Cornered at the after-party, Guillemet said that while she was looking forward to rejoining her mathematics-foundation-heading husband in Boston—the genesis of her departure from the fest—there was still an undeniably sad tone to her final days in South Florida. “It has been hard spending so much time away from my family,” she explained, “but when you see the response of people to these films, it’s overwhelming. I’m going to enjoy every last moment of introducing these movies.”

Tightlipped about the identity of her already named successor (unannounced at press time), Guillemet instead smiled diplomatically and begged off any advice so the next fest director might avoid David Poland’s fate of being unceremoniously fired following his debut 2002 outing.

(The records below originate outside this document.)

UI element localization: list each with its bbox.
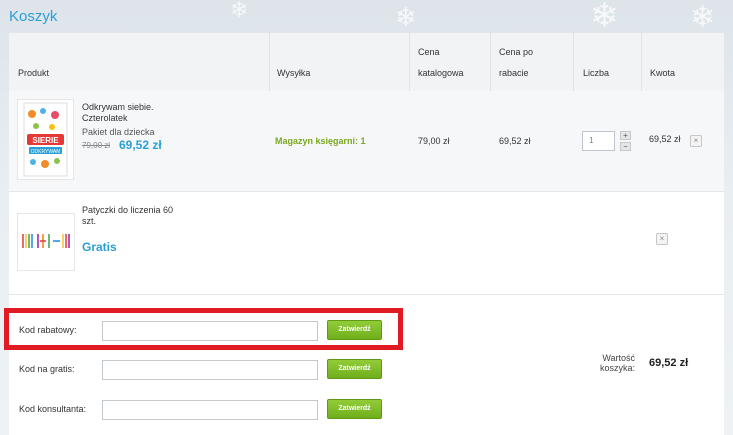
column-divider <box>409 33 410 91</box>
close-icon[interactable]: × <box>690 135 702 147</box>
header-amount: Kwota <box>650 68 676 78</box>
apply-gift-code-button[interactable]: Zatwierdź <box>327 359 382 379</box>
cart-total-value: 69,52 zł <box>649 357 689 369</box>
column-divider <box>269 33 270 91</box>
column-divider <box>573 33 574 91</box>
snowflake-decoration-icon: ❄ <box>690 0 716 35</box>
product-thumbnail[interactable]: SIERIE ODKRYWAM <box>17 99 74 180</box>
discount-price-value: 69,52 zł <box>499 136 531 146</box>
gift-code-input[interactable] <box>102 360 318 380</box>
header-quantity: Liczba <box>583 68 610 78</box>
product-name-line2[interactable]: szt. <box>82 216 96 227</box>
cart-table-header: Produkt Wysyłka Cena katalogowa Cena po … <box>9 33 724 91</box>
product-name-line1[interactable]: Odkrywam siebie. <box>82 102 154 113</box>
cart-panel: Produkt Wysyłka Cena katalogowa Cena po … <box>9 33 724 435</box>
cart-item-row: Patyczki do liczenia 60 szt. Gratis × <box>9 193 724 295</box>
plus-icon[interactable]: + <box>620 131 631 140</box>
stock-status: Magazyn księgarni: 1 <box>275 136 366 146</box>
cart-total-label-line2: koszyka: <box>599 363 635 373</box>
book-cover-image: SIERIE ODKRYWAM <box>23 102 68 177</box>
item-amount: 69,52 zł <box>649 134 681 144</box>
apply-consultant-code-button[interactable]: Zatwierdź <box>327 399 382 419</box>
cart-total-label-line1: Wartość <box>602 353 635 363</box>
svg-text:SIERIE: SIERIE <box>32 136 59 145</box>
svg-text:ODKRYWAM: ODKRYWAM <box>31 149 61 155</box>
close-icon[interactable]: × <box>656 233 668 245</box>
column-divider <box>641 33 642 91</box>
product-price: 69,52 zł <box>119 138 162 152</box>
highlight-frame <box>4 308 403 350</box>
header-list-price-line2: katalogowa <box>418 68 464 78</box>
snowflake-decoration-icon: ❄ <box>230 0 249 23</box>
counting-sticks-image <box>22 234 70 248</box>
product-name-line1[interactable]: Patyczki do liczenia 60 <box>82 205 173 216</box>
consultant-code-input[interactable] <box>102 400 318 420</box>
header-shipping: Wysyłka <box>277 68 311 78</box>
header-list-price-line1: Cena <box>418 47 440 57</box>
column-divider <box>490 33 491 91</box>
consultant-code-label: Kod konsultanta: <box>19 404 87 414</box>
header-discount-price-line1: Cena po <box>499 47 534 57</box>
header-discount-price-line2: rabacie <box>499 68 529 78</box>
page-title: Koszyk <box>9 8 58 25</box>
gift-price-label: Gratis <box>82 240 117 254</box>
list-price-value: 79,00 zł <box>418 136 450 146</box>
minus-icon[interactable]: − <box>620 142 631 151</box>
product-subtitle: Pakiet dla dziecka <box>82 127 155 137</box>
snowflake-decoration-icon: ❄ <box>590 0 619 36</box>
product-name-line2[interactable]: Czterolatek <box>82 113 128 124</box>
header-product: Produkt <box>18 68 50 78</box>
product-old-price: 79,00 zł <box>82 141 111 150</box>
gift-code-label: Kod na gratis: <box>19 364 75 374</box>
quantity-input[interactable]: 1 <box>582 131 615 151</box>
product-thumbnail[interactable] <box>17 213 75 271</box>
snowflake-decoration-icon: ❄ <box>395 3 417 33</box>
cart-item-row: SIERIE ODKRYWAM Odkrywam siebie. Czterol… <box>9 91 724 192</box>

The Miami Herald went after me because I wasn’t Cuban,” a still chastened Poland griped to Los Angeles magazine this past February. That may be a bit much, but here’s a tip for whoever fills Guillemet’s heels: In a town where style is everything, take a lesson from Poland’s missteps. Do not bound on stage at the august Gusman in sneakers, blue jeans and—gasp!—sans belt. In fact, why not borrow Guillemet’s scarf? It can look just as dashing when rakishly tied around your head, as seen on director Bruce Weber (pictured) three nights later, while introducing his rereleased 1988 documentary, Let’s Get Lost. A gorgeously lensed reverie on the troubled life of trumpeter Chet Baker, Weber’s film filled the Beach’s Colony Theatre with a reverent crowd, including what looked like every model he’d ever photographed for the last decade’s worth of his Abercrombie & Fitch catalogs.

But Weber wasn’t after solemnity when the subject at hand was the original bad boy of West Coast jazz. He recalled an earlier screening in Los Angeles, when a surfer acquaintance arrived late from Malibu with his girlfriend in tow. Lying on the floor in front of the screen, the young couple’s attention began to drift: “They started making out, then they’d doze off, wake up and start making love again.” Afterwards, embarrassed moviegoers sidled up to Weber to offer their apologies for such déclassé behavior. Wasn’t he mortified? “Oh, no!” Weber laughed. “Chet would’ve loved it!”

 

2. New Art City: MIA versus NYC
After the frenzy of December’s Art Basel, schlepping up to Manhattan in chilly February for that burg’s similarly arranged Armory Show and attendant satellite art fairs may seem anticlimactic, not to mention—brrr!—masochistic. But it did give some of Miami’s tyros the chance to continue strutting their stuff before eager collectors. The Fredric Snitzer Gallery wowed with a massive new painting by Bhakti Baxter, a blue-seeped portrait of his grandmother that was simultaneously eerie and regal (pictured). Baxter’s previous, abstract work has drawn plenty of attention—but with this strikingly figurative approach he’s operating on an entirely different level, one where he’s liable to give Hernan Bas a run at becoming this city’s most exciting young brushman.

A few blocks away, the Scope fair was in full swing, with new director of development Adriana Farietta (formerly of Locust Projects) at the reins, offering galleryhopping tips and gamely adjusting to those New York winters. A taste of the old Rocket Projects was also on hand, in the form of now independent curator Nina Arias corralling a Ryan Humphrey installation for Scope’s entryway. The Ambrosino Gallery showcased a sprawling watercolor from Chris Doyle, a Brooklynite who’d crafted a tribute to a night at the Beach’s Sagamore hotel, while the Spinello Gallery highlighted the darkly alluring drawings of femmes fatales by Argentine expat Santiago Rubino.

This fall, Spinello moves to a new gallery space on the same increasingly congested Wynwood block as Snitzer—just in time for another round of Basel madness. “I’m 21,” gallery head Anthony Spinello proudly informed me. “I’m the youngest dealer in Miami.” So now you can legally drink at your own openings. Beat that, New York.